Every child who enters the child protection system has experienced trauma, whether from abuse or neglect by their families or as a result of separation from their families after removal from their homes.

Trauma’s impact on developing children and youth can cause both short- and long-term problems, including learning difficulties, behavior problems, impaired relationships and poor social and emotional competence. Perhaps the biggest tragedy is that the system itself often subjects these children to further trauma.

Recommendation: The entire child protection system must become more trauma-informed in order for children to have the opportunity to heal and experience the permanency and positive outcomes they deserve.

Improve Foster Care Practices

Texas faces three equally troubling problems with our paid foster care system. First, foster care providers face a financial disincentive to work toward healing high-needs children — currently, the system pays providers higher rates for children who display challenging behaviors, rather than rewarding them for healing children and reducing these behaviors.

Secondly, we simply do not have sufficient capacity to appropriately house and care for the number of children removed from their parents and families. Our current capacity crisis has forced children to sleep in state offices or hotels under the oversight of already overworked CPS staff.

Finally, because of these shortages and the constant pressure on the system, we are tearing children out of their home communities and placing them far away from family, friends and other supports in order to access available placement beds. Sixty percent of children in the system are placed outside their home county, and 20 percent are placed in another CPS region.

Such distant placements add to the trauma that children experience and can diminish their academic progress in school and often impede or prevent efforts to reunify families.

Recommendation: State leaders need to align financial incentives with the types of healing outcomes that enable children to recover from trauma and lead successful lives. They also need to expand capacity and create new policies that better enable children to be placed in their home communities.

Assure Adequate Investigations for Children in Foster Care

CPS has well-trained investigators who generally conduct thorough child abuse and neglect investigations (provided they have manageable caseloads). However, when abuse or neglect allegations are made with regard to children in state-licensed foster homes or other licensed facilities, those investigations are performed by employees of the Residential Child Care Licensing (RCCL) division of DFPS.

These employees are trained to enforce minimum-standard licensing regulations, not to investigate allegations of abuse or neglect. Consequently, these investigations are inadequate and do not properly protect children in foster care.
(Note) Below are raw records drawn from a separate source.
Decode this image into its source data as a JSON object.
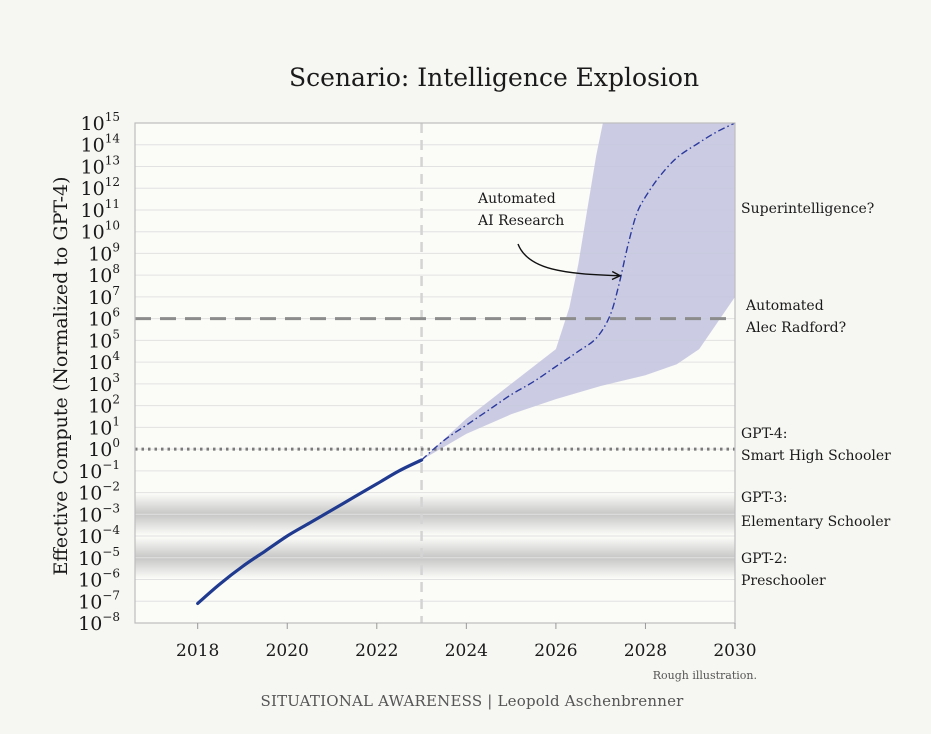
{
  "chart_data": {
    "type": "line",
    "title": "Scenario: Intelligence Explosion",
    "ylabel": "Effective Compute (Normalized to GPT-4)",
    "xlabel": "",
    "x_ticks": [
      2018,
      2020,
      2022,
      2024,
      2026,
      2028,
      2030
    ],
    "xlim": [
      2016.6,
      2030
    ],
    "y_scale": "log",
    "y_exponents": [
      -8,
      -7,
      -6,
      -5,
      -4,
      -3,
      -2,
      -1,
      0,
      1,
      2,
      3,
      4,
      5,
      6,
      7,
      8,
      9,
      10,
      11,
      12,
      13,
      14,
      15
    ],
    "ylim_exponent": [
      -8,
      15
    ],
    "grid": true,
    "series": [
      {
        "style": "solid",
        "color": "#1f3a8f",
        "points": [
          [
            2018,
            -7.1
          ],
          [
            2018.5,
            -6.2
          ],
          [
            2019,
            -5.4
          ],
          [
            2019.5,
            -4.7
          ],
          [
            2020,
            -4.0
          ],
          [
            2020.5,
            -3.4
          ],
          [
            2021,
            -2.8
          ],
          [
            2021.5,
            -2.2
          ],
          [
            2022,
            -1.6
          ],
          [
            2022.5,
            -1.0
          ],
          [
            2023,
            -0.5
          ]
        ]
      },
      {
        "style": "dash-dot",
        "color": "#2c3a9e",
        "points": [
          [
            2023,
            -0.5
          ],
          [
            2023.5,
            0.4
          ],
          [
            2024,
            1.1
          ],
          [
            2024.5,
            1.8
          ],
          [
            2025,
            2.5
          ],
          [
            2025.5,
            3.1
          ],
          [
            2026,
            3.8
          ],
          [
            2026.5,
            4.5
          ],
          [
            2026.9,
            5.1
          ],
          [
            2027.2,
            6.1
          ],
          [
            2027.4,
            7.5
          ],
          [
            2027.6,
            9.3
          ],
          [
            2027.8,
            10.8
          ],
          [
            2028,
            11.6
          ],
          [
            2028.3,
            12.5
          ],
          [
            2028.7,
            13.4
          ],
          [
            2029.2,
            14.1
          ],
          [
            2029.6,
            14.6
          ],
          [
            2030,
            15.0
          ]
        ]
      }
    ],
    "band": {
      "color": "#c5c7e0",
      "upper": [
        [
          2023,
          -0.5
        ],
        [
          2024,
          1.4
        ],
        [
          2025,
          3.0
        ],
        [
          2026,
          4.6
        ],
        [
          2026.3,
          6.5
        ],
        [
          2026.5,
          8.5
        ],
        [
          2026.7,
          11.0
        ],
        [
          2026.9,
          13.5
        ],
        [
          2027.05,
          15.0
        ]
      ],
      "lower": [
        [
          2023,
          -0.5
        ],
        [
          2024,
          0.7
        ],
        [
          2025,
          1.6
        ],
        [
          2026,
          2.3
        ],
        [
          2027,
          2.9
        ],
        [
          2028,
          3.4
        ],
        [
          2028.7,
          3.9
        ],
        [
          2029.2,
          4.6
        ],
        [
          2029.6,
          5.8
        ],
        [
          2030,
          7.0
        ]
      ]
    },
    "reference_lines": [
      {
        "y_exponent": 6,
        "style": "dashed",
        "label": [
          "Automated",
          "Alec Radford?"
        ]
      },
      {
        "y_exponent": 0,
        "style": "dotted",
        "label": [
          "GPT-4:",
          "Smart High Schooler"
        ]
      }
    ],
    "vertical_marker": {
      "x": 2023,
      "style": "dashed"
    },
    "shaded_bands": [
      {
        "center_exponent": -3,
        "label": [
          "GPT-3:",
          "Elementary Schooler"
        ]
      },
      {
        "center_exponent": -5,
        "label": [
          "GPT-2:",
          "Preschooler"
        ]
      }
    ],
    "annotations": [
      {
        "text": [
          "Automated",
          "AI Research"
        ],
        "arrow_to": [
          2027.5,
          8
        ]
      },
      {
        "text": [
          "Superintelligence?"
        ]
      }
    ],
    "note": "Rough illustration.",
    "footer": "SITUATIONAL AWARENESS | Leopold Aschenbrenner"
  }
}
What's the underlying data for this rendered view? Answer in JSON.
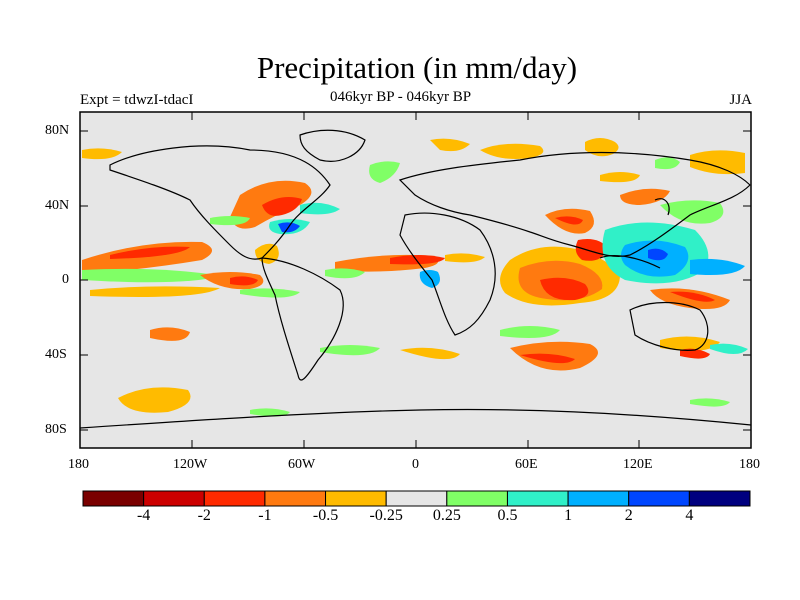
{
  "title": "Precipitation (in mm/day)",
  "subtitle_left": "Expt = tdwzI-tdacI",
  "subtitle_center": "046kyr BP - 046kyr BP",
  "subtitle_right": "JJA",
  "lat_labels": [
    "80N",
    "40N",
    "0",
    "40S",
    "80S"
  ],
  "lon_labels": [
    "180",
    "120W",
    "60W",
    "0",
    "60E",
    "120E",
    "180"
  ],
  "colorbar": {
    "colors": [
      "#7a0000",
      "#cc0000",
      "#ff2a00",
      "#ff7a10",
      "#ffbb00",
      "#e6e6e6",
      "#80ff66",
      "#30f0c8",
      "#00b0ff",
      "#0046ff",
      "#00007f"
    ],
    "labels": [
      "-4",
      "-2",
      "-1",
      "-0.5",
      "-0.25",
      "0.25",
      "0.5",
      "1",
      "2",
      "4"
    ]
  },
  "map_background": "#e6e6e6"
}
Recommendation: State law or agency practice needs to be changed so that all abuse and neglect investigations are conducted by highly trained CPS investigators.

While these are just three of the critical issues that Texas CASA will champion during the 85th Legislative Session, all of our policy priorities are focused on improving outcomes for Texas’ most vulnerable children. During this uncertain time, it is more important than ever that the child welfare community come together to ensure that children's needs come first, providing them with the same opportunity to thrive as any other child.

Together, we can ensure a safe, positive future for all Texas children.